The present Patent and Trademark proposal calls for the leasing of a new 2.4 million-square-foot, eight-building complex expected to cost taxpayers $1.3 billion over the 20-year life of the lease.  In addition, PTO is planning to spend another $250 million to purchase new furniture, finish the interior of the facility, and add amenities such as jogging and walking trails, open-air amphitheaters and state of the art fitness facilities.  In contrast, remaining at the present PTO headquarters in Crystal City would save taxpayers between $166.8 million and $237.5 million in lease payments alone.

“Although walking trails and marble floors make for a pleasant work environment, taxpayers and the inventors should not be forced to pay for such extravagance,” Schatz said.  “PTO should be looking for ways to save money, not spend it.”

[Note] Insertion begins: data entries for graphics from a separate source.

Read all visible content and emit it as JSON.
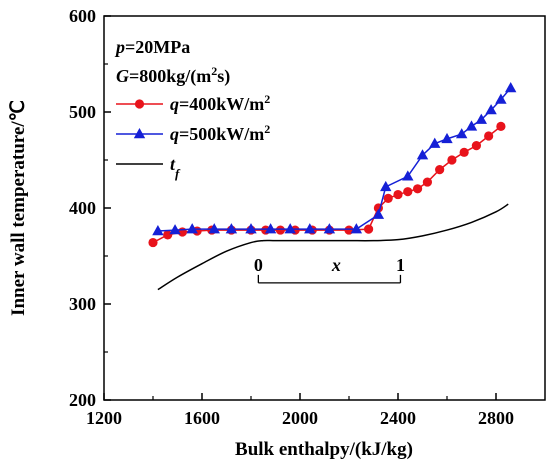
{
  "chart_data": {
    "type": "line",
    "xlabel": "Bulk enthalpy/(kJ/kg)",
    "ylabel": "Inner wall temperature/℃",
    "xlim": [
      1200,
      3000
    ],
    "ylim": [
      200,
      600
    ],
    "xticks": [
      1200,
      1600,
      2000,
      2400,
      2800
    ],
    "yticks": [
      200,
      300,
      400,
      500,
      600
    ],
    "grid": false,
    "legend_position": "top-left",
    "conditions": {
      "p_label": "p",
      "p_value": "=20MPa",
      "G_label": "G",
      "G_value": "=800kg/(m",
      "G_sup": "2",
      "G_tail": "s)"
    },
    "series": [
      {
        "label_var": "q",
        "label_text": "=400kW/m",
        "label_sup": "2",
        "color": "#e8131b",
        "marker": "circle",
        "x": [
          1400,
          1460,
          1520,
          1580,
          1640,
          1720,
          1800,
          1860,
          1920,
          1980,
          2050,
          2120,
          2200,
          2280,
          2320,
          2360,
          2400,
          2440,
          2480,
          2520,
          2570,
          2620,
          2670,
          2720,
          2770,
          2820
        ],
        "y": [
          364,
          372,
          375,
          376,
          377,
          377,
          377,
          377,
          377,
          377,
          377,
          377,
          377,
          378,
          400,
          410,
          414,
          417,
          420,
          427,
          440,
          450,
          458,
          465,
          475,
          485
        ]
      },
      {
        "label_var": "q",
        "label_text": "=500kW/m",
        "label_sup": "2",
        "color": "#1520d6",
        "marker": "triangle",
        "x": [
          1420,
          1490,
          1560,
          1650,
          1720,
          1800,
          1880,
          1960,
          2040,
          2120,
          2230,
          2320,
          2350,
          2440,
          2500,
          2550,
          2600,
          2660,
          2700,
          2740,
          2780,
          2820,
          2860
        ],
        "y": [
          376,
          377,
          378,
          378,
          378,
          378,
          378,
          378,
          378,
          378,
          378,
          393,
          422,
          433,
          455,
          467,
          472,
          477,
          485,
          492,
          502,
          513,
          525
        ]
      },
      {
        "label_var": "t",
        "label_sub": "f",
        "color": "#000000",
        "marker": "none",
        "x": [
          1420,
          1500,
          1600,
          1700,
          1800,
          1850,
          1900,
          2000,
          2100,
          2200,
          2300,
          2400,
          2500,
          2600,
          2700,
          2800,
          2850
        ],
        "y": [
          315,
          328,
          342,
          355,
          364,
          366,
          366,
          366,
          366,
          366,
          366,
          367,
          371,
          377,
          385,
          396,
          404
        ]
      }
    ],
    "annotation": {
      "start_label": "0",
      "var_label": "x",
      "end_label": "1",
      "x_start": 1830,
      "x_end": 2410,
      "y": 322
    }
  }
}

One of the most astonishing aspects of the PTO proposal is a $64 million allocation for the purchase of new office furniture.  Among the items PTO deems essential for its operations are 141 $2,893 conference tables, four $13,298 modular tables, 141 $3,000 projection screens, 300 $100 trash cans, 52 $562 stools, and 18 $250 shower curtains.  The prospectus even includes nine $1,000 coat racks, normally priced by GSA at $145 apiece.

PTO justifies the purchase of the furniture in a report compiled by Deva & Associates, P.C.  The Deva study estimates that it would cost $111.5 million – nearly twice the cost of purchasing new furniture at inflated prices – to move the present PTO furniture and use it at a new location.

“Only a beltway bureaucrat could concoct a proposal claiming that use of existing furniture would cost nearly twice as much as buying new furniture,” Schatz stated.  “As the 18th century philosopher Edmund Burke once said, ‘No one who is allowed to walk around without a keeper can possibly believe that!’”

A recent inspector general’s (IG) report concluded that PTO is also not taking the environmental cleanup costs of possible new locations seriously.  A draft environmental impact study by GSA found that simply removing contaminated soil at the two sites under consideration would cost between $60 million and $194 million.  However, the IG chastised GSA for not going beyond this finding to include an overall estimate of cleanup costs.

The McCain Amendment to the FY 1999 Commerce, Justice, State Appropriations bill (S. 2260) would prohibit PTO from spending any funds to plan for or proceed with relocation and construction of a new facility until GSA submits a detailed report to Congress on spending options associated with the proposal.  The amendment also requires GSA to consider a lease-to-purchase option and to prepare its report without regard to a specific geographic location.

“Congress needs to reexamine the PTO proposal for the most cost-effective option,” Schatz stated.  “After all, when the proposed lease is over, PTO will have spent a $1.6 billion and own nothing.  At least with the Reagan Trade Building the government wound up with something of value for its bushels of money.”

CCAGW is a 600,000-member lobbying organization dedicated to enacting legislation to eliminate waste, inefficiency, mismanagement and abuse in the federal government.